Standard abbreviations
- ISO 4: Nieuw Arch. Wiskd.

Indexing
- ISSN: 0028-9825
- LCCN: 88647611
- OCLC no.: 1313690209

Links
- Journal homepage; Online archive;

= Nieuw Archief voor Wiskunde =

The Nieuw Archief voor Wiskunde (English translated title: New Archive for Mathematics) is a quarterly Dutch peer-reviewed scientific journal of mathematics published by the Koninklijk Wiskundig Genootschap (Royal Mathematical Society) since 1875. The new version, the fifth series, started in 2000. The journal covers developments in mathematics in general and in Dutch mathematics in particular.
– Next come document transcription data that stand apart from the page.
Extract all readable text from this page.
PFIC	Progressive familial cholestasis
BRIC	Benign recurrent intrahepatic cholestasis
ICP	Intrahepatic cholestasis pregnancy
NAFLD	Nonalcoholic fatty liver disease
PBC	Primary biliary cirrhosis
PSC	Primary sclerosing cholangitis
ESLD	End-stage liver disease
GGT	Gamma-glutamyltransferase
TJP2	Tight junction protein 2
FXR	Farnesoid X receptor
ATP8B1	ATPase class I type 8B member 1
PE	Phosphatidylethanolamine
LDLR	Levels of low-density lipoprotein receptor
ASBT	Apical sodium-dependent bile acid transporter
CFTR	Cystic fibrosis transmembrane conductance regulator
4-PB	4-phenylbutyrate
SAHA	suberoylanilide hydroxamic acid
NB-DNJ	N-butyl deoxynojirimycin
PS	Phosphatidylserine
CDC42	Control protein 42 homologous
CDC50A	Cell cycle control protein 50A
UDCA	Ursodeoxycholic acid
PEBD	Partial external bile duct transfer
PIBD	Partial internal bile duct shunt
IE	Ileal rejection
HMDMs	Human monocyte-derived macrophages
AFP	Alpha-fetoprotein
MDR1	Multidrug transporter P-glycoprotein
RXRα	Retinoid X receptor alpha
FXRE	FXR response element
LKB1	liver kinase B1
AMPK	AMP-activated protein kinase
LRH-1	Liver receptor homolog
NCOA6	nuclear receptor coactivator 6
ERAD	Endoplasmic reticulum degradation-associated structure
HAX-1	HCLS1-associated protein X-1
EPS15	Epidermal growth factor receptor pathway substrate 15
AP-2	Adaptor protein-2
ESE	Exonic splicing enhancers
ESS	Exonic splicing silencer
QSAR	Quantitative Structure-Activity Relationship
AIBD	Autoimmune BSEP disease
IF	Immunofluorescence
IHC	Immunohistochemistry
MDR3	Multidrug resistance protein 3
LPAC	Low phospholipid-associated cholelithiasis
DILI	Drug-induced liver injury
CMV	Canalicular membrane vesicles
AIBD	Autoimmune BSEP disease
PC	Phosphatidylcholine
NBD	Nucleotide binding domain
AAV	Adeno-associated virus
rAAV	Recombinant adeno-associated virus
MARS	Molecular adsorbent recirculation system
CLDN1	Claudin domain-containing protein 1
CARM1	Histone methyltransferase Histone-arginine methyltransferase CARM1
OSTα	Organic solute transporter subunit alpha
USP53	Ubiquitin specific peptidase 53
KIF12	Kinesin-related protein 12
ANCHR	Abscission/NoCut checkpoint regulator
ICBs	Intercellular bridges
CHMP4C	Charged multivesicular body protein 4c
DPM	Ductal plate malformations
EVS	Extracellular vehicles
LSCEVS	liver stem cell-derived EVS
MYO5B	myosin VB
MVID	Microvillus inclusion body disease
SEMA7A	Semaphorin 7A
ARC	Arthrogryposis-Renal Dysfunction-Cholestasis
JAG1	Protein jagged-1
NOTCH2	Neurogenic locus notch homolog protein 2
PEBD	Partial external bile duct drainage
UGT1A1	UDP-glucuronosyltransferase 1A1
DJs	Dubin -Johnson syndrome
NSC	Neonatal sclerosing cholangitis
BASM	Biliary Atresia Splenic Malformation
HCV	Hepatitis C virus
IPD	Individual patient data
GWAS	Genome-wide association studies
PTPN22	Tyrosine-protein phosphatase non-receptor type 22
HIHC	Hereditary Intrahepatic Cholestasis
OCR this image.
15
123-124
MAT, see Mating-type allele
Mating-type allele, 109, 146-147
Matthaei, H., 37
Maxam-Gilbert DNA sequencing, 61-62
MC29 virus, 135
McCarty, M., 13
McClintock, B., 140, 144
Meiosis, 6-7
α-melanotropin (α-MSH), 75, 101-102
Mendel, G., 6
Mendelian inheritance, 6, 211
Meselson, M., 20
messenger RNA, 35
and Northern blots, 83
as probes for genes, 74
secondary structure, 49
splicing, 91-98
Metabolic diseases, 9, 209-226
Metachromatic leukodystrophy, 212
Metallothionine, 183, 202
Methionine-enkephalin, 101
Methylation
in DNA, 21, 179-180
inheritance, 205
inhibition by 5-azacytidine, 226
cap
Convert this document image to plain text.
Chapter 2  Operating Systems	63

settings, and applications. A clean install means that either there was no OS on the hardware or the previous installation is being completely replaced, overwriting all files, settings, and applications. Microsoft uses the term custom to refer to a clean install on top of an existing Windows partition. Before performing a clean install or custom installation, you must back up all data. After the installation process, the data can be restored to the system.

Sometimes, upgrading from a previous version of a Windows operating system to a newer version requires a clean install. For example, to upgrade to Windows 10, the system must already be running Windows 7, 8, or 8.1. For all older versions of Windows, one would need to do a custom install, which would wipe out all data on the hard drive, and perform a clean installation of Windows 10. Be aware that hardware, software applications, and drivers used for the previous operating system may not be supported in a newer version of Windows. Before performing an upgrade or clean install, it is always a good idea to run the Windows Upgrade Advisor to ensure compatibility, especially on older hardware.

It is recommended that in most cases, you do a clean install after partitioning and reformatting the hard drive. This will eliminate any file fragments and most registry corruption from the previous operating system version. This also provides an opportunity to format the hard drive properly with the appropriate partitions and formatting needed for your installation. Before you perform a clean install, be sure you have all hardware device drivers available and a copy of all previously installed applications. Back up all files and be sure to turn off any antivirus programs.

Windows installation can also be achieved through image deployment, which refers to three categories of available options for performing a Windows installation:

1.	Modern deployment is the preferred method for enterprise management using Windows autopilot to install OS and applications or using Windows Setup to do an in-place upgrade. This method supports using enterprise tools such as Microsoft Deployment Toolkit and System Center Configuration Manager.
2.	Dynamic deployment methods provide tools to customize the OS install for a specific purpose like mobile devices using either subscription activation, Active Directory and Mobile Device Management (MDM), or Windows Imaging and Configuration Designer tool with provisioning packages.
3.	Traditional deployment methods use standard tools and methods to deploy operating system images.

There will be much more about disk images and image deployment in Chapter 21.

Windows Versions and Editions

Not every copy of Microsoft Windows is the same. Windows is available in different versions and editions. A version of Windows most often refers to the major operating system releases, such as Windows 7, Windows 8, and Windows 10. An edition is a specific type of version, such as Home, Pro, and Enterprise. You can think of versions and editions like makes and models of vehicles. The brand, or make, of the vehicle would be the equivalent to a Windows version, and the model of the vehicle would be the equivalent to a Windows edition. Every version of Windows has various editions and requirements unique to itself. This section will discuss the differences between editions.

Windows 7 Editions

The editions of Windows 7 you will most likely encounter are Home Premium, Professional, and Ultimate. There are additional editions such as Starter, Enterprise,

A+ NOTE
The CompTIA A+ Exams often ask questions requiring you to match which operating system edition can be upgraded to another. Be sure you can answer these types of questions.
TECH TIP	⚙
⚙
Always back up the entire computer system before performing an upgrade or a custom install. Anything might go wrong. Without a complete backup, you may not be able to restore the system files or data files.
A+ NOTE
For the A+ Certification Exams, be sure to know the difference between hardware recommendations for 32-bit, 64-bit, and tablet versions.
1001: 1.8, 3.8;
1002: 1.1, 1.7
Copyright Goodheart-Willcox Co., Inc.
It is abstracted and indexed in zbMATH Open.
==History==

The previous version, with the full title Nieuw Archief voor Wiskunde uitgegeven door het Wiskundig Genootschap had four series between 1875 up to 1999: Eerste reeks (First Series, 1875-1893, 20 volumes), Tweede reeks (Second series, 1895-1949, 23 volumes), Derde reeks (Third series, 1953-1982, 30 volumes), and Vierde reeks (Fourth series, 1983-1999, 17 volumes). Initially, the publishing company was Weytingh & Brave in Amsterdam.

==Predecessor journal==
In the years 1856-1874, the Wiskundig Genootschap (Mathematical Society) published three volumes of Archief, uitgegeven door het Wiskundig Genootschap with Weytingh & Brave in Amsterdam.